Amberlough by Lara Elena Donnelly. ★★★★
The best comparison I can make for Amberlough is that it’s a cross of Orwell’s 1984 and Kushner’s Swordspoint. It’s fantasy without magic, set in a world based on Weimar Berlin and experiencing the rise of fascism. Oh, and the three central characters are a gay spy, his smuggler lover, and a stripper who acts as his beard. Amberlough is both dark and somehow delightful.
Amberlough City is a corrupt but cultured city, the bustling heart of Gedda. But the One State Party (“Ospies”) want to unite Gedda’s four provinces into one centralized, socially conservative nation, and they are making increasing strides in shaping Gedda to their vision. Cyril DePaul is a spy who’s masters are growing concerned with the Ospies’s rise, but when Cyril’s cover is blown, he makes the decision to work with the Ospies for his own survival and that of his lover, smuggler Aristide Makricosta. Into this delicate dance of politics and survival, Aristide brings Cordelia Lehane, a dancer and drug dealer who works alongside him at the Bumble Bee club. As their way of life is threatened, these three will have to decide what they are willing to do to ensure their own survival and at what costs.
At its core, Amberlough is about the choices these three protagonists make and how the rise of a fascist government shapes them. What are they willing to do to survive? At what point are they willing to put their life on their line and fight? Each character ends up walking a different path, learning something about who they are under the pressure of the Ospies.
I adored all of the characters, even if I was frustrated by the decisions they made. Cyril admits that he’s a coward, and it becomes increasingly clear that he’s willing to put his own survival ahead of others… except maybe when it comes to Aristide. Aristide is a smuggler and drug king, but he may have more ethical compunctions than Cyril. While he values his own survival, he won’t cooperate with the Ospies to do so. I’d be hard pressed to chose between him and Cordelia as my favorite character of the novel. Cordelia’s a firecracker. Like all the others, she’s done morally questionable things to survive, including currently selling the same drug that killed her mother in order to make ends meet. But Amberlough is her home through and through, and she begins to realize that she’d rather stay and fight than run and live.

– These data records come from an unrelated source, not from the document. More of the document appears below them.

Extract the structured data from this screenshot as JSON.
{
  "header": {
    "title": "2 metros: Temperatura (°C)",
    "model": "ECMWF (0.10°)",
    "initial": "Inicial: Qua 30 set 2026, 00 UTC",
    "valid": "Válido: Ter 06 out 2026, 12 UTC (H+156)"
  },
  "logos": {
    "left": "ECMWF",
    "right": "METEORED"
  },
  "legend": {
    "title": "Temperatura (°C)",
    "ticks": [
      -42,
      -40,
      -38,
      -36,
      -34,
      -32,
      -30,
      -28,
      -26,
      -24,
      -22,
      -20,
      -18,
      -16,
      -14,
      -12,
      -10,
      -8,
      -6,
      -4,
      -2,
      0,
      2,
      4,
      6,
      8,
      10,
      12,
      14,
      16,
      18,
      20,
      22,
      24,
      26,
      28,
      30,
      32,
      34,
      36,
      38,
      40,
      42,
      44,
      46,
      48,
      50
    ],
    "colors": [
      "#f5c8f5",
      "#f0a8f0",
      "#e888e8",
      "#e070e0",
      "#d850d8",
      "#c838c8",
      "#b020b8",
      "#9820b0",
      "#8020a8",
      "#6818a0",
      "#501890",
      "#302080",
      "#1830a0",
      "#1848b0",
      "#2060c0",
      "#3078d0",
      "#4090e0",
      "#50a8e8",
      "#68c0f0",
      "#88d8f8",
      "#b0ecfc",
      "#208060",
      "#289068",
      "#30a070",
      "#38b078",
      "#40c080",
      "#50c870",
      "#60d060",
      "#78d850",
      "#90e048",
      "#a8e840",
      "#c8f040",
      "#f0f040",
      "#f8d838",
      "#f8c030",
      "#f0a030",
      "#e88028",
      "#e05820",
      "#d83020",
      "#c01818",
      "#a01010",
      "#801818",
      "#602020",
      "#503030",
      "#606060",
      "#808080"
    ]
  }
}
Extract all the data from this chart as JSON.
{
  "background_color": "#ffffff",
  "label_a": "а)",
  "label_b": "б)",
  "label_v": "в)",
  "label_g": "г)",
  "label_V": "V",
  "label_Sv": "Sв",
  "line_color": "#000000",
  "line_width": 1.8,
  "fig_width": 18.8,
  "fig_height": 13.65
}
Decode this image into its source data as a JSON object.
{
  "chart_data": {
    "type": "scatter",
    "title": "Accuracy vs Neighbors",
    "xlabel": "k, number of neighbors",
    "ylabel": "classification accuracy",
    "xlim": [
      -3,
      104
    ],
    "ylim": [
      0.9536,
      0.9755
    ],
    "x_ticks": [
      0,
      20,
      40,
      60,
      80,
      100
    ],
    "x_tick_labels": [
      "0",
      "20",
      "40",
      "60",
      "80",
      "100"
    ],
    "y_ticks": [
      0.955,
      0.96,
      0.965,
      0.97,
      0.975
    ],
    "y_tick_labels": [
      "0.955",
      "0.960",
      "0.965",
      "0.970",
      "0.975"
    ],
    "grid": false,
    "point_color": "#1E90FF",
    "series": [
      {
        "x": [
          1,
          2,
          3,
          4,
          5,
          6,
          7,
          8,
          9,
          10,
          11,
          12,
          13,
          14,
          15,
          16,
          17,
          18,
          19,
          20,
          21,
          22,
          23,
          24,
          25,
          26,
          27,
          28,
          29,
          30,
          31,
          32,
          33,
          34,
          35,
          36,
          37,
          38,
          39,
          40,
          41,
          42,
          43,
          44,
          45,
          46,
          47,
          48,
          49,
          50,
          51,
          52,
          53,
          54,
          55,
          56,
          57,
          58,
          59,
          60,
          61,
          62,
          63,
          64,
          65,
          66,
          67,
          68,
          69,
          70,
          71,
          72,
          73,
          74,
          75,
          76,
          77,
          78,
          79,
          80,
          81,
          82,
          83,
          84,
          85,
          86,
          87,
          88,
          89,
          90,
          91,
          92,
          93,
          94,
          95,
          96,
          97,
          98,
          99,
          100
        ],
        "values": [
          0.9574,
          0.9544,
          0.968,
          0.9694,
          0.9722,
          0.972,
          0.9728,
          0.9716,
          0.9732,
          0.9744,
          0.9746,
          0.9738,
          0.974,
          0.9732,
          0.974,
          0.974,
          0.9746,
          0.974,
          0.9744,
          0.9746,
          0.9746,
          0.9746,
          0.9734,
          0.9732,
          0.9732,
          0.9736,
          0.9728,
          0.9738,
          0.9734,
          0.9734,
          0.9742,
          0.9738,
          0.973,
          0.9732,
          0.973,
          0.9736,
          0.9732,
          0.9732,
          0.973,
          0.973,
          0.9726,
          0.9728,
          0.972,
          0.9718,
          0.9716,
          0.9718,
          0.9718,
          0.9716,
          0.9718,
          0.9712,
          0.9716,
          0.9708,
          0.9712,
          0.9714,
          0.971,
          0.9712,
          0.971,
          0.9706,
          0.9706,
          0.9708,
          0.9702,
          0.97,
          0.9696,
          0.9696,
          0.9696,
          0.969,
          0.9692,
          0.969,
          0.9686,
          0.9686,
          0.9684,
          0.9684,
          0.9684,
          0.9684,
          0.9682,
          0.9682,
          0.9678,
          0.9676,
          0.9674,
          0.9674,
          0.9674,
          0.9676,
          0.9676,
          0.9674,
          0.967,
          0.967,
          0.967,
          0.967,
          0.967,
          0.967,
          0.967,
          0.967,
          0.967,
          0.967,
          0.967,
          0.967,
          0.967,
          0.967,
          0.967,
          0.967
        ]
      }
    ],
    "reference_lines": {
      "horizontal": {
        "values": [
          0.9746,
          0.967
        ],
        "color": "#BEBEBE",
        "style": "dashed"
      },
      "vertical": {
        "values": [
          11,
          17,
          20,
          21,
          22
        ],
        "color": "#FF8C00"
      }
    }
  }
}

From the description, it may be obvious why I compared this book to Ellen Kushner’s Riverside novels and George Orwell’s 1984. Like Riverside, Amberlough is a fantasy story set in its own world but without magic and with a highly historical feel. Also like Riverside, queer characters proliferate. Like 1984, Amberlough deals with totalitarianism and cooperation versus resistance. However, Amberlough is completely its own story, and while the atmospheric setting may have clear parallels to Weimar Berlin, it’s different in other ways. For one, it is a lot more gender egalitarian than the time period its analogous to, and it’s actually much less patriarchal and better with female characters than either 1984 or Swordspoint. Working women seem common, referred to as “razors” for their short haircuts. Female generals are referenced offhandedly, and Cyril’s boss and the head of the spy agency is a woman. Of course, all this may change if the Ospies get their way.
Amberlough was just incredibly well written. From characters to world to plot to thematic material to emotional impact – Donnelly excels at all of these. I would never have guessed that this was a debut novel. While it may have started slow, by the end my eyes were gripped to the page. I’ll be incredibly surprised if this book doesn’t garner any award nominations – I think it’s clearly one of the best new releases of 2017. I’m also incredibly grateful for the announcement that Tor’s publishing two companion novels. I want more of Donnelly’s writing and of the world of Amberlough, and I encourage everyone else to read it. I doubt Amberlough will disappoint.